There are two main ways to declare individual task dependencies. The recommended one is to use the ``>>`` and ``<<`` operators::
first_task >> [second_task, third_task]
third_task << fourth_task
Or, you can also use the more explicit ``set_upstream`` and ``set_downstream`` methods::
first_task.set_downstream(second_task, third_task)
third_task.set_upstream(fourth_task)
There are also shortcuts to declaring more complex dependencies. If you want to make two lists of tasks depend on all parts of each other, you can't use either of the approaches above, so you need to use ``cross_downstream``::
from airflow.models.baseoperator import cross_downstream
# Replaces
# [op1, op2] >> op3
# [op1, op2] >> op4
cross_downstream([op1, op2], [op3, op4])
And if you want to chain together dependencies, you can use ``chain``::
from airflow.models.baseoperator import chain
# Replaces op1 >> op2 >> op3 >> op4
chain(op1, op2, op3, op4)
# You can also do it dynamically
chain(*[DummyOperator(task_id='op' + i) for i in range(1, 6)])

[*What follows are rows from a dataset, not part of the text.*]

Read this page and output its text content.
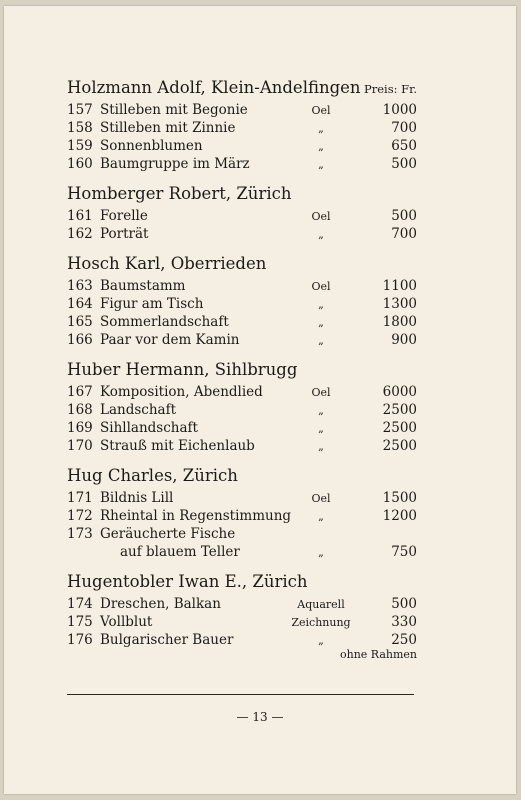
Holzmann Adolf, Klein-Andelfingen Preis: Fr.
157 Stilleben mit Begonie	Oel	1000
158 Stilleben mit Zinnie	„	700
159 Sonnenblumen	„	650
160 Baumgruppe im März	„	500
Homberger Robert, Zürich
161 Forelle	Oel	500
162 Porträt	„	700
Hosch Karl, Oberrieden
163 Baumstamm	Oel	1100
164 Figur am Tisch	„	1300
165 Sommerlandschaft	„	1800
166 Paar vor dem Kamin	„	900
Huber Hermann, Sihlbrugg
167 Komposition, Abendlied	Oel	6000
168 Landschaft	„	2500
169 Sihllandschaft	„	2500
170 Strauß mit Eichenlaub	„	2500
Hug Charles, Zürich
171 Bildnis Lill	Oel	1500
172 Rheintal in Regenstimmung	„	1200
173 Geräucherte Fische
auf blauem Teller	„	750
Hugentobler Iwan E., Zürich
174 Dreschen, Balkan	Aquarell	500
175 Vollblut	Zeichnung	330
176 Bulgarischer Bauer	„	250
ohne Rahmen
— 13 —
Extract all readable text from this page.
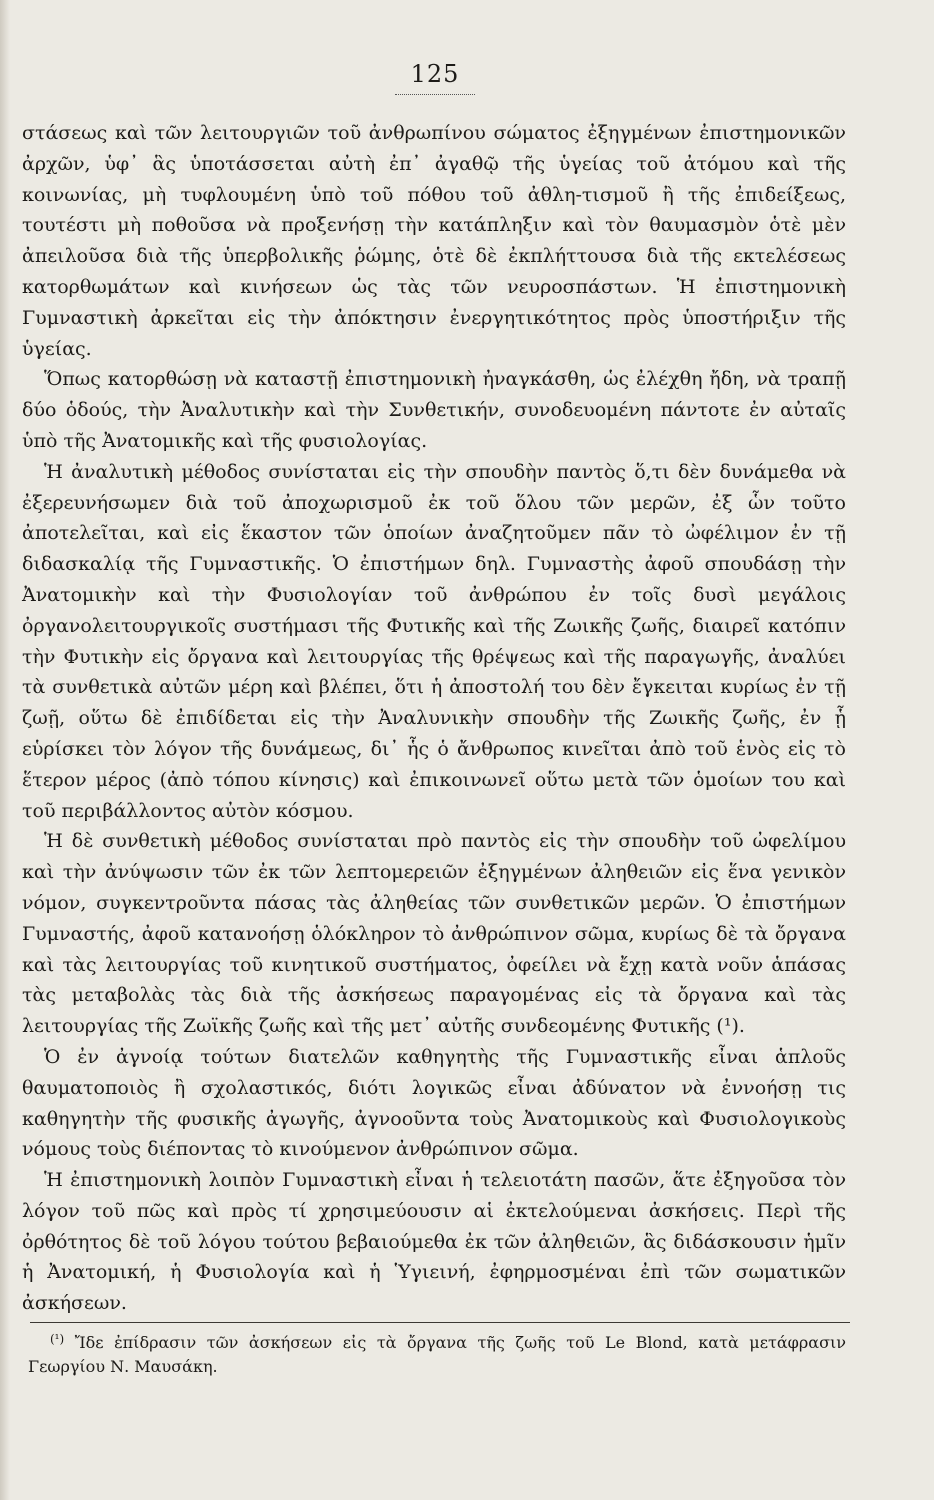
125

στάσεως καὶ τῶν λειτουργιῶν τοῦ ἀνθρωπίνου σώματος ἐξηγμένων ἐπιστημονικῶν ἀρχῶν, ὑφ᾽ ἃς ὑποτάσσεται αὐτὴ ἐπ᾽ ἀγαθῷ τῆς ὑγείας τοῦ ἀτόμου καὶ τῆς κοινωνίας, μὴ τυφλουμένη ὑπὸ τοῦ πόθου τοῦ ἀθλη-τισμοῦ ἢ τῆς ἐπιδείξεως, τουτέστι μὴ ποθοῦσα νὰ προξενήσῃ τὴν κατάπληξιν καὶ τὸν θαυμασμὸν ὁτὲ μὲν ἀπειλοῦσα διὰ τῆς ὑπερβολικῆς ῥώμης, ὁτὲ δὲ ἐκπλήττουσα διὰ τῆς εκτελέσεως κατορθωμάτων καὶ κινήσεων ὡς τὰς τῶν νευροσπάστων. Ἡ ἐπιστημονικὴ Γυμναστικὴ ἀρκεῖται εἰς τὴν ἀπόκτησιν ἐνεργητικότητος πρὸς ὑποστήριξιν τῆς ὑγείας.

Ὅπως κατορθώσῃ νὰ καταστῇ ἐπιστημονικὴ ἠναγκάσθη, ὡς ἐλέχθη ἤδη, νὰ τραπῇ δύο ὁδούς, τὴν Ἀναλυτικὴν καὶ τὴν Συνθετικήν, συνοδευομένη πάντοτε ἐν αὐταῖς ὑπὸ τῆς Ἀνατομικῆς καὶ τῆς φυσιολογίας.

Ἡ ἀναλυτικὴ μέθοδος συνίσταται εἰς τὴν σπουδὴν παντὸς ὅ,τι δὲν δυνάμεθα νὰ ἐξερευνήσωμεν διὰ τοῦ ἀποχωρισμοῦ ἐκ τοῦ ὅλου τῶν μερῶν, ἐξ ὧν τοῦτο ἀποτελεῖται, καὶ εἰς ἕκαστον τῶν ὁποίων ἀναζητοῦμεν πᾶν τὸ ὠφέλιμον ἐν τῇ διδασκαλίᾳ τῆς Γυμναστικῆς. Ὁ ἐπιστήμων δηλ. Γυμναστὴς ἀφοῦ σπουδάσῃ τὴν Ἀνατομικὴν καὶ τὴν Φυσιολογίαν τοῦ ἀνθρώπου ἐν τοῖς δυσὶ μεγάλοις ὀργανολειτουργικοῖς συστήμασι τῆς Φυτικῆς καὶ τῆς Ζωικῆς ζωῆς, διαιρεῖ κατόπιν τὴν Φυτικὴν εἰς ὄργανα καὶ λειτουργίας τῆς θρέψεως καὶ τῆς παραγωγῆς, ἀναλύει τὰ συνθετικὰ αὐτῶν μέρη καὶ βλέπει, ὅτι ἡ ἀποστολή του δὲν ἔγκειται κυρίως ἐν τῇ ζωῇ, οὕτω δὲ ἐπιδίδεται εἰς τὴν Ἀναλυνικὴν σπουδὴν τῆς Ζωικῆς ζωῆς, ἐν ᾗ εὑρίσκει τὸν λόγον τῆς δυνάμεως, δι᾽ ἧς ὁ ἄνθρωπος κινεῖται ἀπὸ τοῦ ἑνὸς εἰς τὸ ἕτερον μέρος (ἀπὸ τόπου κίνησις) καὶ ἐπικοινωνεῖ οὕτω μετὰ τῶν ὁμοίων του καὶ τοῦ περιβάλλοντος αὐτὸν κόσμου.

Ἡ δὲ συνθετικὴ μέθοδος συνίσταται πρὸ παντὸς εἰς τὴν σπουδὴν τοῦ ὠφελίμου καὶ τὴν ἀνύψωσιν τῶν ἐκ τῶν λεπτομερειῶν ἐξηγμένων ἀληθειῶν εἰς ἕνα γενικὸν νόμον, συγκεντροῦντα πάσας τὰς ἀληθείας τῶν συνθετικῶν μερῶν. Ὁ ἐπιστήμων Γυμναστής, ἀφοῦ κατανοήσῃ ὁλόκληρον τὸ ἀνθρώπινον σῶμα, κυρίως δὲ τὰ ὄργανα καὶ τὰς λειτουργίας τοῦ κινητικοῦ συστήματος, ὀφείλει νὰ ἔχῃ κατὰ νοῦν ἁπάσας τὰς μεταβολὰς τὰς διὰ τῆς ἀσκήσεως παραγομένας εἰς τὰ ὄργανα καὶ τὰς λειτουργίας τῆς Ζωϊκῆς ζωῆς καὶ τῆς μετ᾽ αὐτῆς συνδεομένης Φυτικῆς (¹).

Ὁ ἐν ἀγνοίᾳ τούτων διατελῶν καθηγητὴς τῆς Γυμναστικῆς εἶναι ἁπλοῦς θαυματοποιὸς ἢ σχολαστικός, διότι λογικῶς εἶναι ἀδύνατον νὰ ἐννοήσῃ τις καθηγητὴν τῆς φυσικῆς ἀγωγῆς, ἀγνοοῦντα τοὺς Ἀνατομικοὺς καὶ Φυσιολογικοὺς νόμους τοὺς διέποντας τὸ κινούμενον ἀνθρώπινον σῶμα.

Ἡ ἐπιστημονικὴ λοιπὸν Γυμναστικὴ εἶναι ἡ τελειοτάτη πασῶν, ἅτε ἐξηγοῦσα τὸν λόγον τοῦ πῶς καὶ πρὸς τί χρησιμεύουσιν αἱ ἐκτελούμεναι ἀσκήσεις. Περὶ τῆς ὀρθότητος δὲ τοῦ λόγου τούτου βεβαιούμεθα ἐκ τῶν ἀληθειῶν, ἃς διδάσκουσιν ἡμῖν ἡ Ἀνατομική, ἡ Φυσιολογία καὶ ἡ Ὑγιεινή, ἐφηρμοσμέναι ἐπὶ τῶν σωματικῶν ἀσκήσεων.

$^{(^1)}$ Ἴδε ἐπίδρασιν τῶν ἀσκήσεων εἰς τὰ ὄργανα τῆς ζωῆς τοῦ Le Blond, κατὰ μετάφρασιν Γεωργίου Ν. Μαυσάκη.
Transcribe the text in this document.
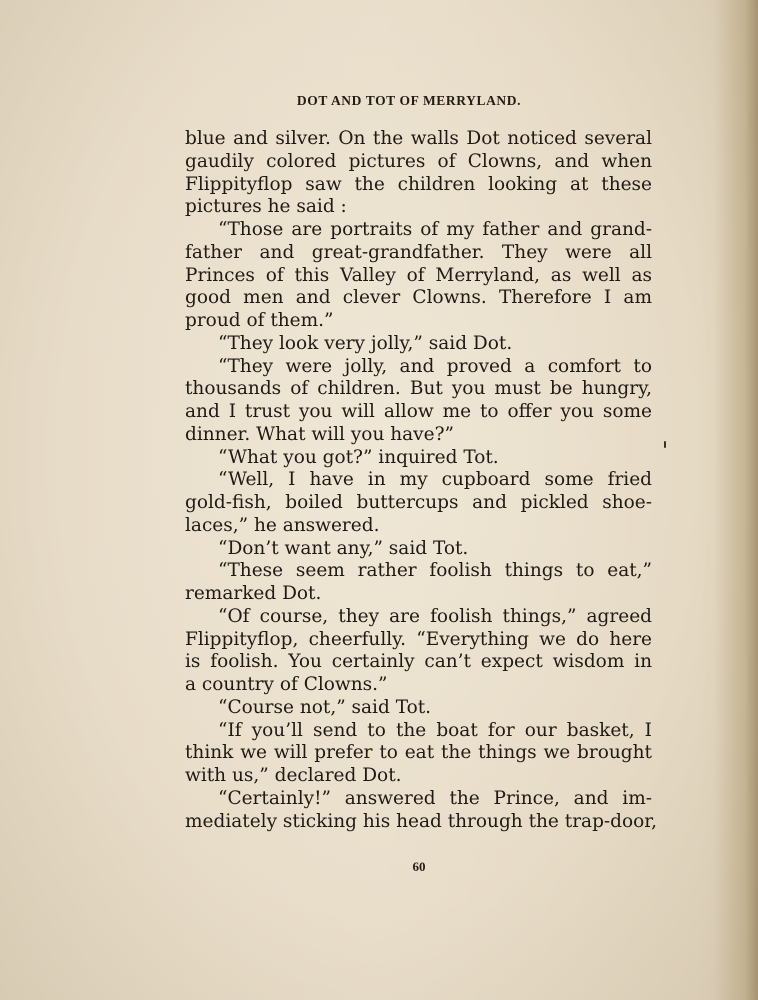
DOT AND TOT OF MERRYLAND.
blue and silver. On the walls Dot noticed several
gaudily colored pictures of Clowns, and when
Flippityflop saw the children looking at these
pictures he said :
“Those are portraits of my father and grand-
father and great-grandfather. They were all
Princes of this Valley of Merryland, as well as
good men and clever Clowns. Therefore I am
proud of them.”
“They look very jolly,” said Dot.
“They were jolly, and proved a comfort to
thousands of children. But you must be hungry,
and I trust you will allow me to offer you some
dinner. What will you have?”
“What you got?” inquired Tot.
“Well, I have in my cupboard some fried
gold-fish, boiled buttercups and pickled shoe-
laces,” he answered.
“Don’t want any,” said Tot.
“These seem rather foolish things to eat,”
remarked Dot.
“Of course, they are foolish things,” agreed
Flippityflop, cheerfully. “Everything we do here
is foolish. You certainly can’t expect wisdom in
a country of Clowns.”
“Course not,” said Tot.
“If you’ll send to the boat for our basket, I
think we will prefer to eat the things we brought
with us,” declared Dot.
“Certainly!” answered the Prince, and im-
mediately sticking his head through the trap-door,
60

Chain can also do *pairwise* dependencies for lists the same size (this is different to the *cross dependencies* done by ``cross_downstream``!)::
from airflow.models.baseoperator import chain
# Replaces
# op1 >> op2 >> op4 >> op6
# op1 >> op3 >> op5 >> op6
chain(op1, [op2, op3], [op4, op5], op6)
.. _concepts:dag-loading:
Loading DAGs
------------
Airflow loads DAGs from Python source files, which it looks for inside its configured ``DAG_FOLDER``. It will take each file, execute it, and then load any DAG objects from that file.
This means you can define multiple DAGs per Python file, or even spread one very complex DAG across multiple Python files using imports.
Note, though, that when Airflow comes to load DAGs from a Python file, it will only pull any objects at the *top level* that are a DAG instance. For example, take this DAG file::
dag_1 = DAG('this_dag_will_be_discovered')
def my_function():
dag_2 = DAG('but_this_dag_will_not')
my_function()
While both DAG constructors get called when the file is accessed, only ``dag_1`` is at the top level (in the ``globals()``), and so only it is added to Airflow. ``dag_2`` is not loaded.
.. note::
When searching for DAGs inside the ``DAG_FOLDER``, Airflow only considers Python files that contain the strings ``airflow`` and ``dag`` (case-insensitively) as an optimization.
To consider all Python files instead, disable the ``DAG_DISCOVERY_SAFE_MODE`` configuration flag.
You can also provide an ``.airflowignore`` file inside your ``DAG_FOLDER``, or any of its subfolders, which describes files for the loader to ignore. It covers the directory it's in plus all subfolders underneath it, and should be one regular expression per line, with ``#`` indicating comments.
.. _concepts:dag-run:
Running DAGs
------------
DAGs will run in one of two ways:
- When they are *triggered* either manually or via the API
- On a defined *schedule*, which is defined as part of the DAG
DAGs do not *require* a schedule, but it's very common to define one. You define it via the ``schedule_interval`` argument, like this::
with DAG("my_daily_dag", schedule_interval="@daily"):
...
The ``schedule_interval`` argument takes any value that is a valid `Crontab <https://en.wikipedia.org/wiki/Cron>`_ schedule value, so you could also do::
with DAG("my_daily_dag", schedule_interval="0 * * * *"):
...
.. tip::
For more information on ``schedule_interval`` values, see :doc:`DAG Run </dag-run>`.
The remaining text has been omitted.